なお、E資格の難易度についてより詳しく知りたい方は、以下の記事が参考になりますのでぜひご一読ください。
E資格に合格するための学習法・コツ
E資格に合格点を稼ぐためには、適切な学習法を実践することや、学習のコツを掴んでおくことは必須です。この章では、E資格に合格するための学習法およびコツについて、以下のとおり解説していきます。
- JDLA認定プログラムを活用する
- 過去問題を用いた模擬試験を反復する
- 不明点は公式テキストで深堀りする
学習法・コツ①JDLA認定プログラムを活用する
E資格受験のための必須条件として設けられているのが、「JDLA認定プログラムの修了」ですが、こちらのプログラムは合格点を稼ぐのにもうってうけの内容となっています。認定プログラムはディープラーニングやAIの基礎知識から応用技術まで体系的に学べるため、E資格試験に必要な知識を効率的に習得できます。
また、最短で合格を稼ぐのであれば、「E資格対策ディープラーニング短期集中講座」の受講がおすすめです。この講座は修了率99%突破、合格率83%以上を誇る実績あるプログラムで、JDLA認定のカリキュラムに基づき効率的に学習を進められます。
eラーニング形式なら自分のペースで学べる点もポイントで、料金は54,780円とたいへん安価です。E資格の合格点を少しでも稼ぐために、ぜひ以下の公式サイトで詳細をご確認ください。
なおJDLA認定プログラム(E資格講座)は、さまざまな企業がさまざまな内容や期間、料金で提供しています。以下の記事ではそれらを踏まえ、おすすめの講座を紹介していますので、気になる方はぜひ併せてお読みください。
学習法・コツ②過去問題を用いた模擬試験を反復する
E資格で合格点を得るには、インプットを最小限に抑え、アウトプットを優先する学習が重要です。アウトプットの中でもとくに、過去問題を活用した模擬試験形式の反復がもっとも効果的です。
資格試験ではただ知識を学ぶだけではなく、試験特有の出題傾向や時間配分に慣れる必要があります。そこで過去問題を繰り返し解くことで、試験問題に対する理解が深まるだけでなく、解答スピードや正確性を向上させることが可能になります。
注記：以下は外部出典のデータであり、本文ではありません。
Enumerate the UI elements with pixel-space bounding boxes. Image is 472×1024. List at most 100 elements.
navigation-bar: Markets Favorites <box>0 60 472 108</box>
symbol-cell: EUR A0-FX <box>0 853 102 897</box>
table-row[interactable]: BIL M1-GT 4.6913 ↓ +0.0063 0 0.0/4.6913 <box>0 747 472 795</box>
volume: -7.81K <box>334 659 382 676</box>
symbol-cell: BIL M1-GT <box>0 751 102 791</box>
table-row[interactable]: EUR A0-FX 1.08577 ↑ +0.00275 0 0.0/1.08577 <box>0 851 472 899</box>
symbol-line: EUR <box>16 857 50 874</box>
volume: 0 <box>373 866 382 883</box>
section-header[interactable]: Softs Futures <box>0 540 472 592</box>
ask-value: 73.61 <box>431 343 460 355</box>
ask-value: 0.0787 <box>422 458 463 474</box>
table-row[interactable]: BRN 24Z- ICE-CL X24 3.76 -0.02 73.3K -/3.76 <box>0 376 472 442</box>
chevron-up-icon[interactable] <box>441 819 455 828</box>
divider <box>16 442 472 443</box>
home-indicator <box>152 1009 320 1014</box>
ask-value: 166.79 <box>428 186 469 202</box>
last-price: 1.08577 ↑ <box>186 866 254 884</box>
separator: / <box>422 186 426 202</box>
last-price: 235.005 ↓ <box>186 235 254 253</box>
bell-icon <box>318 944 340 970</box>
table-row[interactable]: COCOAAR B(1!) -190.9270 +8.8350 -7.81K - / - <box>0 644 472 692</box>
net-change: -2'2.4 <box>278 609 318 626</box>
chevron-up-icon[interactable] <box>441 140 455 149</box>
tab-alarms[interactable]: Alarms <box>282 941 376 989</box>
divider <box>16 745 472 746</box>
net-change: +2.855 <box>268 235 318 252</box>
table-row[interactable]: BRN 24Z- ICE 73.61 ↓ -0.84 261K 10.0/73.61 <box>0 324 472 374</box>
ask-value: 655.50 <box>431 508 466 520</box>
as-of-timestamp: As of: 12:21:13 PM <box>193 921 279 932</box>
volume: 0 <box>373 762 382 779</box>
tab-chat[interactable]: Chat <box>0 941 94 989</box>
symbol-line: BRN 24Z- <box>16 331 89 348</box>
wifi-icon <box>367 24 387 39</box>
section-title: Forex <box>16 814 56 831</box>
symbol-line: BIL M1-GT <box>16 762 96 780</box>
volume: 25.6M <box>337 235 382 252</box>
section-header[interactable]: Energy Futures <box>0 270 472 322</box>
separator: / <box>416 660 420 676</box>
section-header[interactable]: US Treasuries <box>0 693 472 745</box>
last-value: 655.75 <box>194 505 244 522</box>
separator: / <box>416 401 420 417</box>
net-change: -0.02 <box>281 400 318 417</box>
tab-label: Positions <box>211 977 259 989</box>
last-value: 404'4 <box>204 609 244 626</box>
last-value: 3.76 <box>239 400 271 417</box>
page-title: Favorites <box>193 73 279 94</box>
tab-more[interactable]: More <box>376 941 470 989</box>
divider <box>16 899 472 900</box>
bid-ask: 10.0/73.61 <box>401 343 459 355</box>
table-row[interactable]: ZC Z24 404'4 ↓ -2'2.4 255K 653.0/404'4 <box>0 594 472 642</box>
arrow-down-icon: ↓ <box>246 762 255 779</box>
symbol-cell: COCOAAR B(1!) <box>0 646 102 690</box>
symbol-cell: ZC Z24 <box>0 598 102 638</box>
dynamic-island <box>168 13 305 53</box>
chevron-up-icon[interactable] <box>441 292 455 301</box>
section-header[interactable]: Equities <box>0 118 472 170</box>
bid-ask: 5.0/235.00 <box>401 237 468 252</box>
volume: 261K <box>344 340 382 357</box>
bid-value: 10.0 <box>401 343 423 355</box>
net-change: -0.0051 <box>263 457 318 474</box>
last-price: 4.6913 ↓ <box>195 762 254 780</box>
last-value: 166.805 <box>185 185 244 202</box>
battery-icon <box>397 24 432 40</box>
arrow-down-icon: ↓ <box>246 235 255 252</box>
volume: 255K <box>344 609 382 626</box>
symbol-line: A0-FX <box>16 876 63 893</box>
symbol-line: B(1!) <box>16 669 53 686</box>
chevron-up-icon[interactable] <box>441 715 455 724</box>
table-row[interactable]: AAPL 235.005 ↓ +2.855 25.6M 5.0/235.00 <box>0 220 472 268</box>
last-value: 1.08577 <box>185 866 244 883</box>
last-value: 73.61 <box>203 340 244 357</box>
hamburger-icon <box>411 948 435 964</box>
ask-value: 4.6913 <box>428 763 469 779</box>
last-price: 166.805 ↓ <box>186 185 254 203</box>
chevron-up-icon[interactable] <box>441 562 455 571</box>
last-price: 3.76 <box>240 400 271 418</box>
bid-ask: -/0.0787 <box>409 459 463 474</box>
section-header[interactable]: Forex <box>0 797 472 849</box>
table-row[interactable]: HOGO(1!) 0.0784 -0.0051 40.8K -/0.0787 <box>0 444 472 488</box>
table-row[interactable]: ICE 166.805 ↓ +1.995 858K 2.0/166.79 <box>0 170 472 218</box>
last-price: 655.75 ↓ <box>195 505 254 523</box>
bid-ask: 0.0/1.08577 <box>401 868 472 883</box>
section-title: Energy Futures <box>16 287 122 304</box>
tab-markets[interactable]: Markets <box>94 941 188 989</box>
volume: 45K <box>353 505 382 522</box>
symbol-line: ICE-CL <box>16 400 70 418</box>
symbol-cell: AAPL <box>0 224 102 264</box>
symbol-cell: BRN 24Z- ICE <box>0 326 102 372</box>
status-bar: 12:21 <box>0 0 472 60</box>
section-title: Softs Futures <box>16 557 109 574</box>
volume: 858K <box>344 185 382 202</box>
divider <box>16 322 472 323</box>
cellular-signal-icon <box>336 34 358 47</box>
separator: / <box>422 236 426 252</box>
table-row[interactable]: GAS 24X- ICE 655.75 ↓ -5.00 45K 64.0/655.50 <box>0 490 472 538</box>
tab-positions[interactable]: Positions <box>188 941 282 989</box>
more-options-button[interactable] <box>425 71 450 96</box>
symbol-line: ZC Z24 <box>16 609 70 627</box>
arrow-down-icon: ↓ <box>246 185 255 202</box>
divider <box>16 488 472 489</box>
さらに時間を測りながら実施することで、本番と同じ緊張感を体験し、集中力や時間管理能力を養うことができます。E資格に限らず、資格試験で合格点を稼ぐには、こうしたアウトプットを重視した学習がもっとも効果的です。
学習法・コツ③不明点は公式テキストで深堀りする
インターネットや動画コンテンツを活用すれば独学でも効率よく学べる時代ですが、それだけですべて把握するのは難しい場合ももちろんあります。とくにE資格のような専門性の高い試験では、どうしても理解できない概念や計算が出てくることが多々あります。
その際には、公式テキストを参照することがもっとも効果的です。公式テキストには試験範囲に基づく信頼性の高い情報や、体系的に整理された解説が含まれているため、不明点をしっかりと解消できます。
さらに深堀りした内容は記憶に残りやすく、試験本番での応用力にもつながります。E資格合格を目指すなら、最低でも1~2冊の公式テキストを用意し、ピンポイントで疑問を解消できるよう備えておくことが重要です。
E資格に関するよくある質問
この章では、E資格に関するよくある質問について回答していきます。よりE資格の不明点を潰し、確実に合格点に達するためにも、ぜひ参考にしてください。
E資格とG検定は何が違う?
大きな違いは難易度で、結論、E資格の方が難しいです。
どちらも日本ディープラーニング協会(JDLA)が主催する資格ですが、G検定はAIやディープラーニングに関する知識をもち、戦略的に活用できる人材を対象としており、非技術職も受験可能です。
一方E資格は、実際にディープラーニング技術を使ってAI開発や運用ができるエンジニアを対象としています。そのため、E資格ではPythonや機械学習に関する実装スキルが必要とされます。
またE資格は「認定プログラムを修了しないと受験できない」という条件がありますが、G検定にはそのような条件はありません。つまり、G検定はAIの「理解」、E資格はAIの「実践」に重きを置いているというニュアンスです。
E資格は意味ないって本当?
E資格はAI市場におけるキャリアアップにおいて、大いに意味のある資格といえます。専門的な知識や実装スキルを証明するものとなるため、信頼の獲得につながるためです。
一部で「E資格は意味がない」と言われる理由は、資格の認知度がまだ限定的であることや、資格がなくてもディープラーニングの開発が可能であることにあります。
E資格保持者の年収相場は?
所属する企業や職種、経験年数によって異なりますが、年収700万~1,000万円程度は期待できます。E資格保持者、かつ何らかの経験があれば管理系やリーダー系のポジションを任されることが多くなるためです。
とくにディープラーニングを用いたプロジェクトで成果を上げられる人材は、スタートアップや大企業からもより高く評価されます。
E資格の合格点まとめ
ここまでE資格の合格点をはじめ、勉強法やコツについて解説してきました。試験対策では深層学習を中心とした幅広い知識を身につける必要があり、効率的な学習計画を立てることが成功のポイントとなります。
E資格はAI開発における専門的なスキルが証明され、キャリアアップや新たな挑戦をよりスムーズにしてくれる資格です。合格点をしっかり把握のうえ学んだ知識を活かし、AI分野でさらなる活躍を目指していきましょう。